En plus, à l’avènement du régime de Macky Sall, on a interdit les accouchements à domicile. L’autre chose qui a fait que j’ai arrêté, c’est que quand j’exerçais à l’hôpital régional de Saint-Louis, je voyais souvent des femmes qui ont accouché dans les villages venir avec des hémorragies et certaines finissaient par perdre la vie. C’est pourquoi les accouchements à domicile ont été interdits pour recommander les dispensaires les plus proches. Ainsi, je préfère conduire, actuellement, toutes mes patientes au dispensaire de Goxu Mbacc. Je n’accouche à domicile que quand il y a des problèmes de transport, comme c’est le cas les nuits où les hommes vont à la pêche.

On dit qu’il arrive que des femmes accouchent dans les pirogues en cours d’évacuation vers Saint-Louis. Vous le confirmez ?

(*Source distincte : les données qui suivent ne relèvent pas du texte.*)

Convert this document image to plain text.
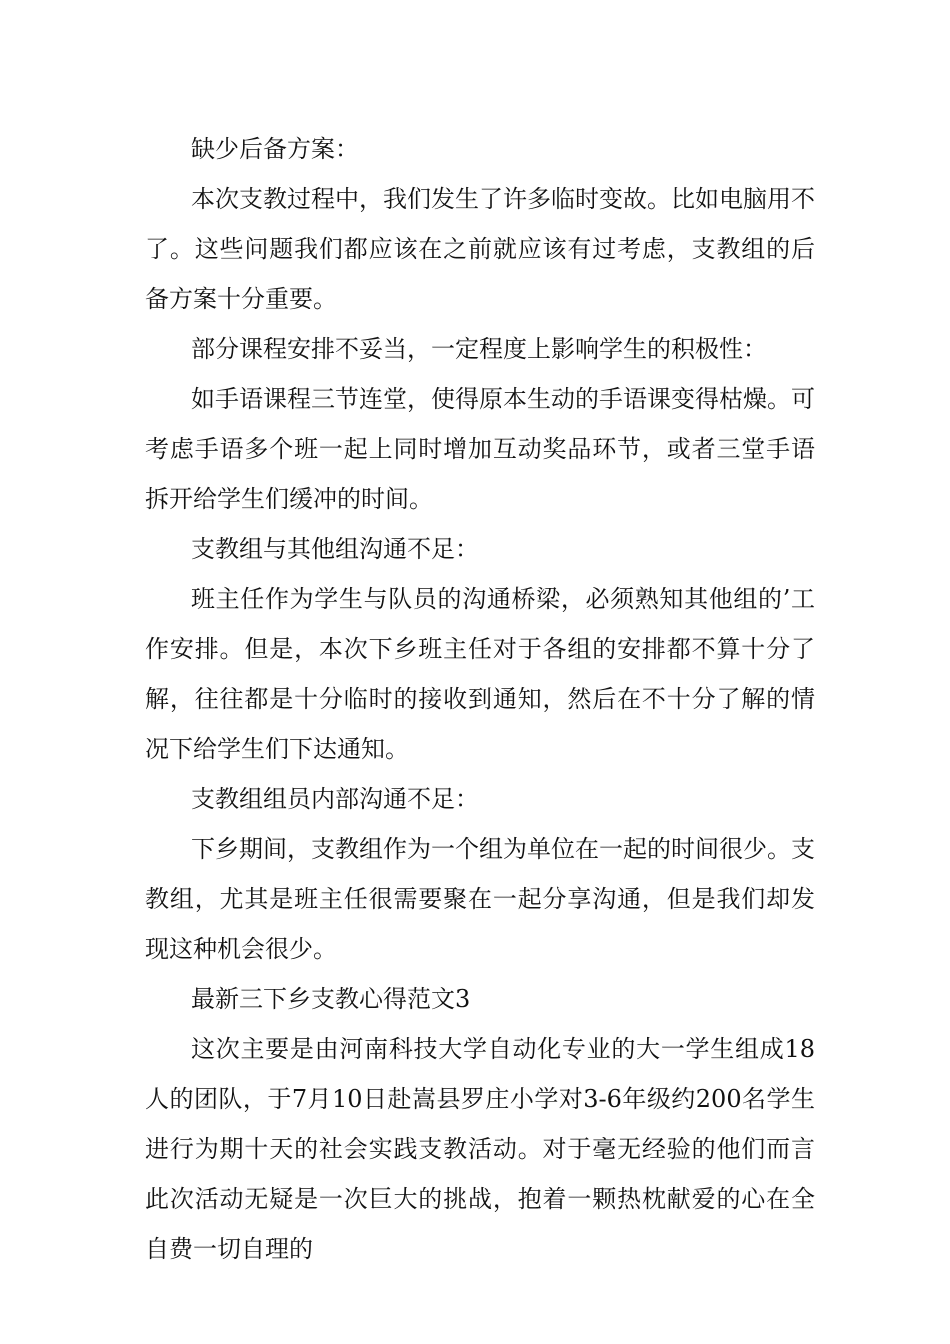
缺少后备方案：

本次支教过程中，我们发生了许多临时变故。比如电脑用不了。这些问题我们都应该在之前就应该有过考虑，支教组的后备方案十分重要。

部分课程安排不妥当，一定程度上影响学生的积极性：

如手语课程三节连堂，使得原本生动的手语课变得枯燥。可考虑手语多个班一起上同时增加互动奖品环节，或者三堂手语拆开给学生们缓冲的时间。

支教组与其他组沟通不足：

班主任作为学生与队员的沟通桥梁，必须熟知其他组的’工作安排。但是，本次下乡班主任对于各组的安排都不算十分了解，往往都是十分临时的接收到通知，然后在不十分了解的情况下给学生们下达通知。

支教组组员内部沟通不足：

下乡期间，支教组作为一个组为单位在一起的时间很少。支教组，尤其是班主任很需要聚在一起分享沟通，但是我们却发现这种机会很少。

最新三下乡支教心得范文3

这次主要是由河南科技大学自动化专业的大一学生组成18人的团队，于7月10日赴嵩县罗庄小学对3-6年级约200名学生进行为期十天的社会实践支教活动。对于毫无经验的他们而言此次活动无疑是一次巨大的挑战，抱着一颗热枕献爱的心在全自费一切自理的
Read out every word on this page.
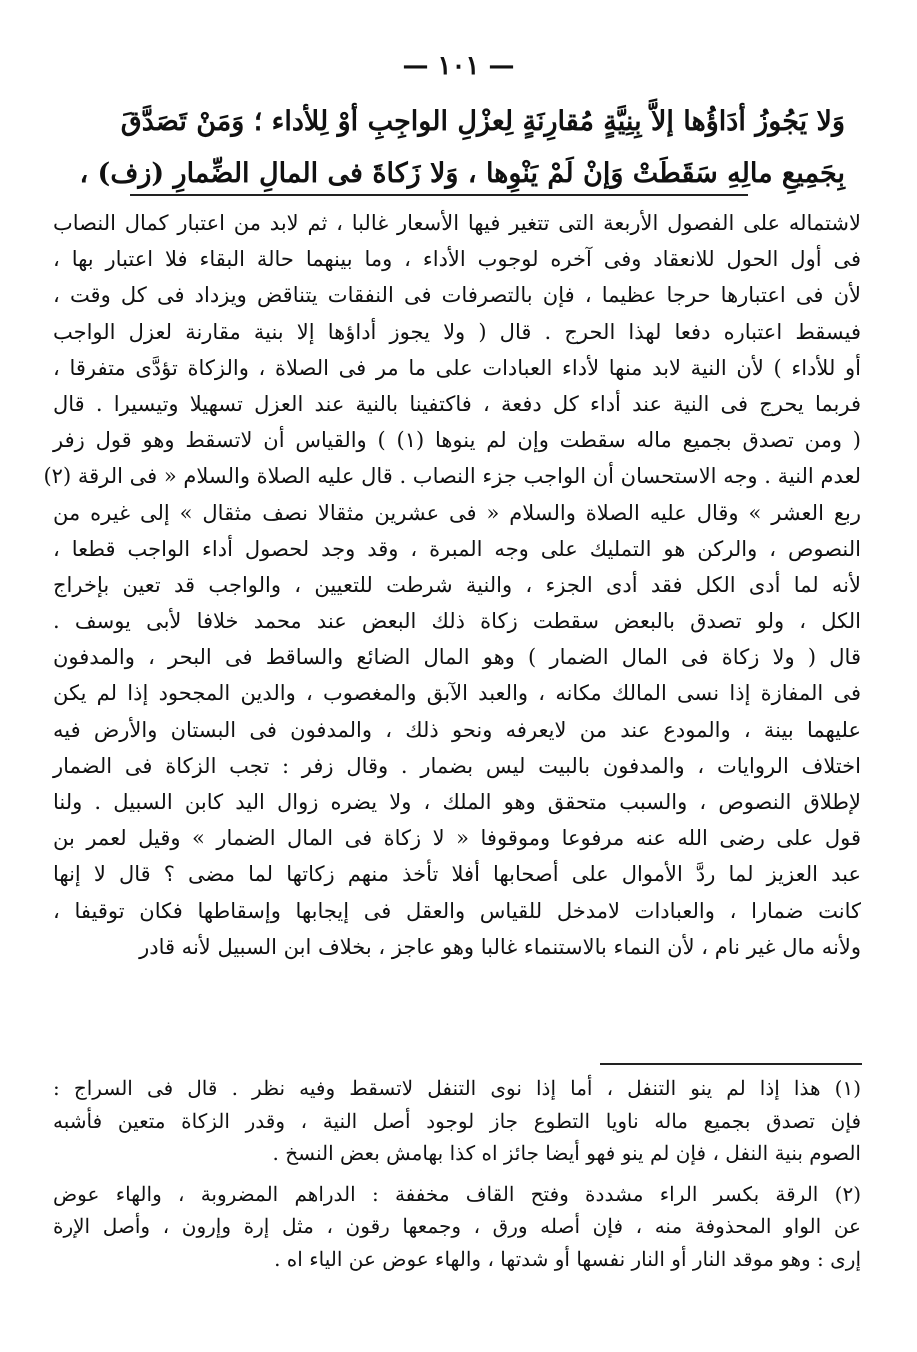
— ١٠١ —
وَلا يَجُوزُ أدَاؤُها إلاَّ بِنِيَّةٍ مُقارِنَةٍ لِعزْلِ الواجِبِ أوْ لِلأداء ؛ وَمَنْ تَصَدَّقَ
بِجَمِيعِ مالِهِ سَقَطَتْ وَإنْ لَمْ يَنْوِها ، وَلا زَكاةَ فى المالِ الضِّمارِ (زف) ،
لاشتماله على الفصول الأربعة التى تتغير فيها الأسعار غالبا ، ثم لابد من اعتبار كمال النصاب
فى أول الحول للانعقاد وفى آخره لوجوب الأداء ، وما بينهما حالة البقاء فلا اعتبار بها ،
لأن فى اعتبارها حرجا عظيما ، فإن بالتصرفات فى النفقات يتناقض ويزداد فى كل وقت ،
فيسقط اعتباره دفعا لهذا الحرج . قال ( ولا يجوز أداؤها إلا بنية مقارنة لعزل الواجب
أو للأداء ) لأن النية لابد منها لأداء العبادات على ما مر فى الصلاة ، والزكاة تؤدَّى متفرقا ،
فربما يحرج فى النية عند أداء كل دفعة ، فاكتفينا بالنية عند العزل تسهيلا وتيسيرا . قال
( ومن تصدق بجميع ماله سقطت وإن لم ينوها (١) ) والقياس أن لاتسقط وهو قول زفر
لعدم النية . وجه الاستحسان أن الواجب جزء النصاب . قال عليه الصلاة والسلام « فى الرقة (٢)
ربع العشر » وقال عليه الصلاة والسلام « فى عشرين مثقالا نصف مثقال » إلى غيره من
النصوص ، والركن هو التمليك على وجه المبرة ، وقد وجد لحصول أداء الواجب قطعا ،
لأنه لما أدى الكل فقد أدى الجزء ، والنية شرطت للتعيين ، والواجب قد تعين بإخراج
الكل ، ولو تصدق بالبعض سقطت زكاة ذلك البعض عند محمد خلافا لأبى يوسف .
قال ( ولا زكاة فى المال الضمار ) وهو المال الضائع والساقط فى البحر ، والمدفون
فى المفازة إذا نسى المالك مكانه ، والعبد الآبق والمغصوب ، والدين المجحود إذا لم يكن
عليهما بينة ، والمودع عند من لايعرفه ونحو ذلك ، والمدفون فى البستان والأرض فيه
اختلاف الروايات ، والمدفون بالبيت ليس بضمار . وقال زفر : تجب الزكاة فى الضمار
لإطلاق النصوص ، والسبب متحقق وهو الملك ، ولا يضره زوال اليد كابن السبيل . ولنا
قول على رضى الله عنه مرفوعا وموقوفا « لا زكاة فى المال الضمار » وقيل لعمر بن
عبد العزيز لما ردَّ الأموال على أصحابها أفلا تأخذ منهم زكاتها لما مضى ؟ قال لا إنها
كانت ضمارا ، والعبادات لامدخل للقياس والعقل فى إيجابها وإسقاطها فكان توقيفا ،
ولأنه مال غير نام ، لأن النماء بالاستنماء غالبا وهو عاجز ، بخلاف ابن السبيل لأنه قادر
(١) هذا إذا لم ينو التنفل ، أما إذا نوى التنفل لاتسقط وفيه نظر . قال فى السراج :
فإن تصدق بجميع ماله ناويا التطوع جاز لوجود أصل النية ، وقدر الزكاة متعين فأشبه
الصوم بنية النفل ، فإن لم ينو فهو أيضا جائز اه كذا بهامش بعض النسخ .
(٢) الرقة بكسر الراء مشددة وفتح القاف مخففة : الدراهم المضروبة ، والهاء عوض
عن الواو المحذوفة منه ، فإن أصله ورق ، وجمعها رقون ، مثل إرة وإرون ، وأصل الإرة
إرى : وهو موقد النار أو النار نفسها أو شدتها ، والهاء عوض عن الياء اه .
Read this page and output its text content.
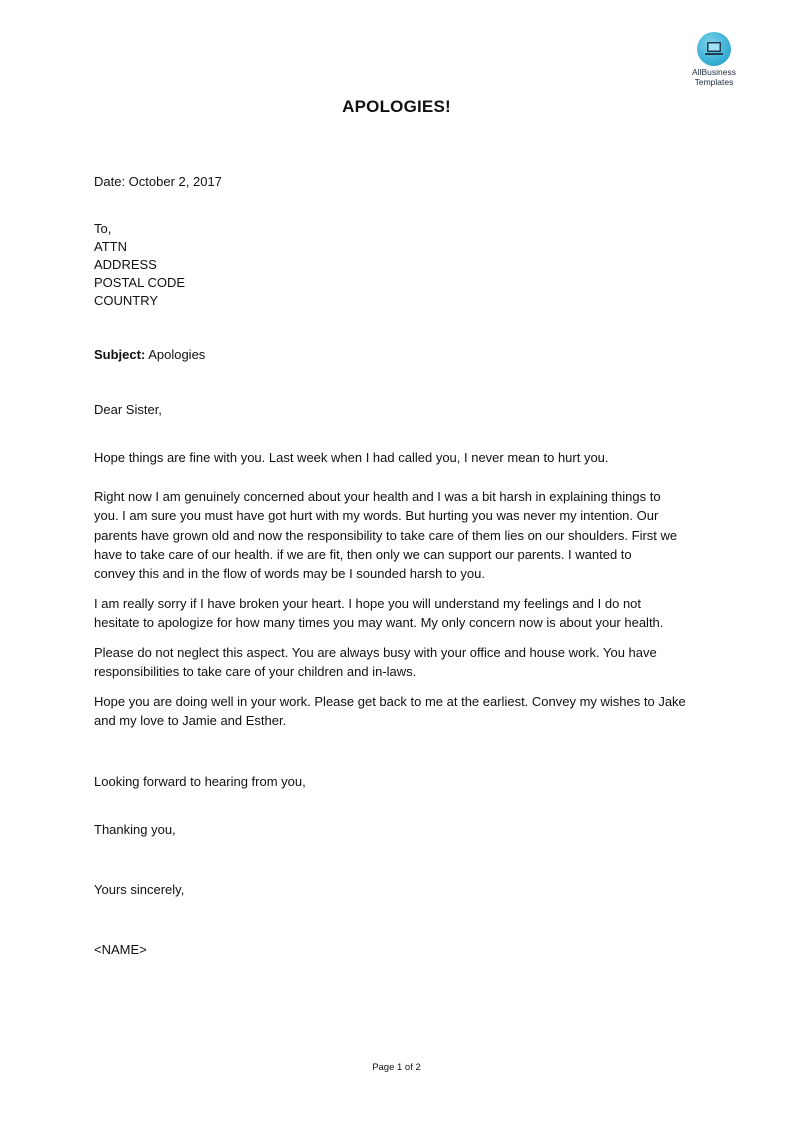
AllBusiness
Templates
APOLOGIES!
Date: October 2, 2017
To,
ATTN
ADDRESS
POSTAL CODE
COUNTRY
Subject: Apologies
Dear Sister,
Hope things are fine with you. Last week when I had called you, I never mean to hurt you.
Right now I am genuinely concerned about your health and I was a bit harsh in explaining things to
you. I am sure you must have got hurt with my words. But hurting you was never my intention. Our
parents have grown old and now the responsibility to take care of them lies on our shoulders. First we
have to take care of our health. if we are fit, then only we can support our parents. I wanted to
convey this and in the flow of words may be I sounded harsh to you.
I am really sorry if I have broken your heart. I hope you will understand my feelings and I do not
hesitate to apologize for how many times you may want. My only concern now is about your health.
Please do not neglect this aspect. You are always busy with your office and house work. You have
responsibilities to take care of your children and in-laws.
Hope you are doing well in your work. Please get back to me at the earliest. Convey my wishes to Jake
and my love to Jamie and Esther.
Looking forward to hearing from you,
Thanking you,
Yours sincerely,
<NAME>
Page 1 of 2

C’est tout à fait vrai. Il y a effectivement beaucoup de femmes qui ont accouché dans des pirogues. Cela m’est arrivé maintes fois que j’accompagne une femme à l’hôpital et qu’elle accouche dans la pirogue. C’est pourquoi, pour chaque évacuation, je me prépare à toute éventualité. J’amène avec moi tout le matériel nécessaire pour faire l’accouchement n’importe où y compris dans une pirogue. Pour ce faire, j’aménage un matelas et une toile sur la pirogue pour coucher la femme en cours de route. Après, on continue au dispensaire pour les autres soins. Les accouchements sont très compliqués, ici. On dit même que la majeure partie des habitants de l’île sont nés dans les pirogues et c’est vrai. Pour taquiner même, on dit souvent qu’on n’est pas de Boppu Thior, si on n’est pas né dans une pirogue.

Cependant, notre principal problème, ce n’est pas le poste santé, mais plutôt l’accès à l’eau. N’oublions pas que pour faire accoucher une femme, il faut beaucoup d’eau pour le toilettage. Après les accouchements, on va puiser de l’eau des puits. Mais maintenant, l’eau des puits n’est douce que les 3 mois de l’hivernage.

Comment vous faites donc pour l’achat du matériel médical pour les accouchements ?

C’est grâce à la contribution des patientes que j’arrive à acheter certains matériels médicaux comme les alcools et les autres détergents nécessaires pour l’accouchement. La mairie de Gandon aussi me faisait des dons de matériels d’accouchement, des détergents et des médicaments.